With clear nods to games like The Legend of Zelda: The Wind Waker, Banjo-Kazooie, Shadow of the Colossus and Dark Souls, well, you get the gist of why I’m pretty excited. And although Cardboard Keep are keeping much of the story veiled in mystery, a few delicious insights have emerged. What we do know is that the world has been thrown into chaos, with the once harmonious relationship between nature and mankind overturned. Our adventure revolves around controlling a Warden Spirit, a being that is able to shapeshift into Wardens. These Wardens are children called upon by the forest, each of whom has unique and special powers.

An early build of the game will be available for some hands on time at the upcoming PAX AUS in Melbourne, Australia and will be available on PC, Mac, Linux and consoles in 2015. In the Grab It PAX AUS Indie Game Guide, we have a bunch of awesome insights into the game, screenshots and an exclusive in-depth interview with Calum Spring, founder of Cardboard Keep.

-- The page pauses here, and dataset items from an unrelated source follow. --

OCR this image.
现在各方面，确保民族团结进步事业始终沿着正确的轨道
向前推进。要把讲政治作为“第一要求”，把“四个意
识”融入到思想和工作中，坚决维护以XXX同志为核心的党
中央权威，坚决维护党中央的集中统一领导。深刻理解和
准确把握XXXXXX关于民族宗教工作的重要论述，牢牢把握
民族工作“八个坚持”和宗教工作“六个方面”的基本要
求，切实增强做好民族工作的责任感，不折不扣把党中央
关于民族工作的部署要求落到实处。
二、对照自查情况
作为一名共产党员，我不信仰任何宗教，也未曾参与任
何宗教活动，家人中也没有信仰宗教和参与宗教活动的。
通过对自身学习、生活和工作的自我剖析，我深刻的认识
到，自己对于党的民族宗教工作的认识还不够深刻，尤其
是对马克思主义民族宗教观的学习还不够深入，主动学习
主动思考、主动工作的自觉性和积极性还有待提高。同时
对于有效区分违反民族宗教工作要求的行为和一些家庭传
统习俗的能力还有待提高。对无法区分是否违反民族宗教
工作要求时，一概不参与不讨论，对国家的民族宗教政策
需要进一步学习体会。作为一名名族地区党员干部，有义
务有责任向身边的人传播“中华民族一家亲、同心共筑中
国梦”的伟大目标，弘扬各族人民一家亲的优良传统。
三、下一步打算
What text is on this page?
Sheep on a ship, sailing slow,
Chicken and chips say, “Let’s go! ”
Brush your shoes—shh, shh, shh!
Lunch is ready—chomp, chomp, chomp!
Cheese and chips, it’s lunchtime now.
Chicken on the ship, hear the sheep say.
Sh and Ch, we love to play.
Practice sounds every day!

While there is much to be excited about, one of the things that really stood out to me was Warden’s stunning Wind Waker-like visuals. Like a wonderful piece of art, the hand-painted scenes are incredibly expressive, coming alive with both colour and character. That’s no accident either, with Cardboard Keep being very deliberate in what it wants to say through Warden’s artistic style. Here’s a snippet from our interview with Spring:

"Clarity and readability are central to our art style, and colour and vibrancy are great for expressing the dangerous and beneficial elements of the world. Plus we don’t want players missing elements that we’ve poured so much effort into! We also wanted to contrast the art style with the more challenging and mature combat, and narrative components of the game. So while Warden is quite upfront in its thematic discussion, it’s not all dark and bleak.

At the same time, this style of art is faster for a small studio like us to iterate upon and generate a larger world out of. We find the pursuit of photorealistic graphics shown by larger studios to be stagnant and non-expressive. You can say alot more with colour."